In 1993, Coates enrolled to study journalism at Howard. Although he did not graduate, Coates came to view his time at Howard as the core of his intellectual training. In his early 20s, he wrote for a number of periodicals, including The Village Voice, Entertainment Weekly, and O, The Oprah Magazine. He also became a blogger for The Atlantic, which later published some of his most important essays. These articles reflected Coates’ ever-deepening involvement in issues of contemporary race relations. When Coates was 24, he and his partner, Kenyatta Matthews, had a son and named him after Samori Touré (c. 1830–1900), a Mandé war chief who fought against French colonialism in West Africa. The couple married in 2011.

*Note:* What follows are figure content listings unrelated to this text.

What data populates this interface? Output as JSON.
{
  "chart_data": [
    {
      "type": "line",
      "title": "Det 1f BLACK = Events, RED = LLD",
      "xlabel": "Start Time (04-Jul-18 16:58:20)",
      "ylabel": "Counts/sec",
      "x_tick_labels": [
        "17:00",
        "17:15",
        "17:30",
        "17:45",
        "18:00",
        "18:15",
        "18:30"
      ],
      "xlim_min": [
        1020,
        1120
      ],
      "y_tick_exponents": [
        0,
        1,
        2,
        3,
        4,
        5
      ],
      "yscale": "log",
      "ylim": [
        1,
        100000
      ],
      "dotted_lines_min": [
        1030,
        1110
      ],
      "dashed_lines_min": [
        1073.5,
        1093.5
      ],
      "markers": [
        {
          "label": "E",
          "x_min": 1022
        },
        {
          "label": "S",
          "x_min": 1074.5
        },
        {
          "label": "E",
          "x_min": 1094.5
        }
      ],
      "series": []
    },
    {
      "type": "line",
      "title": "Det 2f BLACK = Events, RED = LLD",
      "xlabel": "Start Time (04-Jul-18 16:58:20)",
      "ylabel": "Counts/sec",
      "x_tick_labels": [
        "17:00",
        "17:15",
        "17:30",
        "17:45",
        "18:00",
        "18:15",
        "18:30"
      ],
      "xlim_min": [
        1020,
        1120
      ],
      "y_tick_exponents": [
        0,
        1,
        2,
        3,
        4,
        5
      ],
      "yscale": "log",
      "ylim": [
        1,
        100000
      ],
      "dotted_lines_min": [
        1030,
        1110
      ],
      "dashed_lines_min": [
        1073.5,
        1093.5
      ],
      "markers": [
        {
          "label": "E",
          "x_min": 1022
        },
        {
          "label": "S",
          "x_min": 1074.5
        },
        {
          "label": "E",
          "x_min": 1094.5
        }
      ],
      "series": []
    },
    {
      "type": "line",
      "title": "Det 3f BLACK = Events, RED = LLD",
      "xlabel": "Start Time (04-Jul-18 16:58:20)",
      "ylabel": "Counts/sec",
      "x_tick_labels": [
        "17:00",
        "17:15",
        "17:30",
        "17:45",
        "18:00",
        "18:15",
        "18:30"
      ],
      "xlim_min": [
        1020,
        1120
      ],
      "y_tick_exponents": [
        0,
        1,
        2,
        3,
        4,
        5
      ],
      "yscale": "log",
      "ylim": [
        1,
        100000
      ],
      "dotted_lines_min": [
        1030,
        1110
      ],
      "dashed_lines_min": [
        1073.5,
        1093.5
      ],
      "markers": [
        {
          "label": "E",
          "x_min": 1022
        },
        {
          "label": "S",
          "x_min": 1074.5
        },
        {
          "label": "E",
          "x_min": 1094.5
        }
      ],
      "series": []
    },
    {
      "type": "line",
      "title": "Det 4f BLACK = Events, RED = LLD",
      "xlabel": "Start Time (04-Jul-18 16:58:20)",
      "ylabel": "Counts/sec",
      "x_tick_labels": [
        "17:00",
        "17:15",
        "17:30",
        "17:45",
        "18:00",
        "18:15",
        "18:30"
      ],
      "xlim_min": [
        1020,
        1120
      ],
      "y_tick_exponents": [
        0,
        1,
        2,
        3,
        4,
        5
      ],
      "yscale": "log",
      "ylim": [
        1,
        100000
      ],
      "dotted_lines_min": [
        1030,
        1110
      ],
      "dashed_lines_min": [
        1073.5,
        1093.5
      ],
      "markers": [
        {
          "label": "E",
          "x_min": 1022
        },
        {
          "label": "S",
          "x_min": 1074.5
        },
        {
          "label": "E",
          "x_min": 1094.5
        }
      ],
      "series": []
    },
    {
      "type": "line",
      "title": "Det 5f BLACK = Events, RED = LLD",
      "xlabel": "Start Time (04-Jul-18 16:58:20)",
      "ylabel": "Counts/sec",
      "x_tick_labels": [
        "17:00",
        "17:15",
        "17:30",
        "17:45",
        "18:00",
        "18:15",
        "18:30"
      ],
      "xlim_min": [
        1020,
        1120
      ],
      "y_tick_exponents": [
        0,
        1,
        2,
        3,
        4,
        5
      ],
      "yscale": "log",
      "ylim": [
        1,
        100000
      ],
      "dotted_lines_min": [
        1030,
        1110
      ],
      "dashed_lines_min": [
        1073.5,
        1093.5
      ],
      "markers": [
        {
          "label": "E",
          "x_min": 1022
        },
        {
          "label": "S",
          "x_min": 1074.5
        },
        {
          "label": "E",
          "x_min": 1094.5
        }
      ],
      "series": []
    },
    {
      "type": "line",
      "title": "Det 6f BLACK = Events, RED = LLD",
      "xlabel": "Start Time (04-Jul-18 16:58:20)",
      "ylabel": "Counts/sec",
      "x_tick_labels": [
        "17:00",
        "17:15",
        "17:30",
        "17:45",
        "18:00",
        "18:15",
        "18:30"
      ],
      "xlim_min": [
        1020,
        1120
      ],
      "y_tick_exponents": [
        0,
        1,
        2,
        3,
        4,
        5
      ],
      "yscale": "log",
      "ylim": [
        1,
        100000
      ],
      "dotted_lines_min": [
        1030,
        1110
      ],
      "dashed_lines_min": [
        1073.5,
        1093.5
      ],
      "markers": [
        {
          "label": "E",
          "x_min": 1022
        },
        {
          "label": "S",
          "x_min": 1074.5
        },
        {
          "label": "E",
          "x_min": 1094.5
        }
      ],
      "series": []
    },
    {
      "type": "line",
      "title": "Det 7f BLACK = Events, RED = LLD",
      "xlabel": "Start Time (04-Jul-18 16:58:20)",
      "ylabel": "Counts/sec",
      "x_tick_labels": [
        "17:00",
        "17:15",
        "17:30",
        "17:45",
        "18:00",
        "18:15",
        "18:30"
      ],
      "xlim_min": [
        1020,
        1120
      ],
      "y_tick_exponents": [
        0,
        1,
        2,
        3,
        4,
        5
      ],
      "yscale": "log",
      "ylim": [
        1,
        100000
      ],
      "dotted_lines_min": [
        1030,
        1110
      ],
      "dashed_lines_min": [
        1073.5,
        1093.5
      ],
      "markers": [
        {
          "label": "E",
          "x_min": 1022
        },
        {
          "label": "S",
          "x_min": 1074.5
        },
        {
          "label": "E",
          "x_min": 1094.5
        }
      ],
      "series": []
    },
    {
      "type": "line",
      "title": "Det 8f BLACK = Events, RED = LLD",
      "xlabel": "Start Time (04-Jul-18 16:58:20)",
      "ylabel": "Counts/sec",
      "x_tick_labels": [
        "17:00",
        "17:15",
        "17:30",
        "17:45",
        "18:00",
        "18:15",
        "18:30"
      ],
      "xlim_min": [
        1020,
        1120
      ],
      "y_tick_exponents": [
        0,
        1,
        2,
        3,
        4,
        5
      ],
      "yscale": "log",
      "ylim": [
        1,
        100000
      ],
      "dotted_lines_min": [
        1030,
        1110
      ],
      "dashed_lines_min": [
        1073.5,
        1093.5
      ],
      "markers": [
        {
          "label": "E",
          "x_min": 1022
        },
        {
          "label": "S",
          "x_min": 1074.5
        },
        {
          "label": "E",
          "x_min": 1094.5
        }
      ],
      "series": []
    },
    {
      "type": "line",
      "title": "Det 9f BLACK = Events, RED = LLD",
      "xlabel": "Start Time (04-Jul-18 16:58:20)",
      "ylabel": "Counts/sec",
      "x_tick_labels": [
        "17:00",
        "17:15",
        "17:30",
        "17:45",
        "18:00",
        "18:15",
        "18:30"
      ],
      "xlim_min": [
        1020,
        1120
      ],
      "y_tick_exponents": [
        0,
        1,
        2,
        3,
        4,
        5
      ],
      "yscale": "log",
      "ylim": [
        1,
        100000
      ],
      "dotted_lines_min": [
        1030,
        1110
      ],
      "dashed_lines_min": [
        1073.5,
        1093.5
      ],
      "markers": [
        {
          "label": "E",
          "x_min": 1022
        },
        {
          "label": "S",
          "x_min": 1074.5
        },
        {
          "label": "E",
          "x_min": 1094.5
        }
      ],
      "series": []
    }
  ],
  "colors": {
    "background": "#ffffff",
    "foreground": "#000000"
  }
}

In 2008, Coates published his first book, a memoir entitled The Beautiful Struggle. The next several years brought teaching appointments and distinguished awards. He taught at MIT and the City University of New York (CUNY). He received the National Magazine Award in 2013 and won a MacArthur Fellowship; he also won a fellowship for writing in Paris. Coates’ 2015 book Between the World and Me, addressed as a letter to his teenage son, won wide acclaim. In 2019, Coates published his first novel, The Water Dancer, featuring an enslaved young man whose supernatural abilities help power the Underground Railroad. Coates has also authored several comic books featuring Marvel’s Black Panther superhero.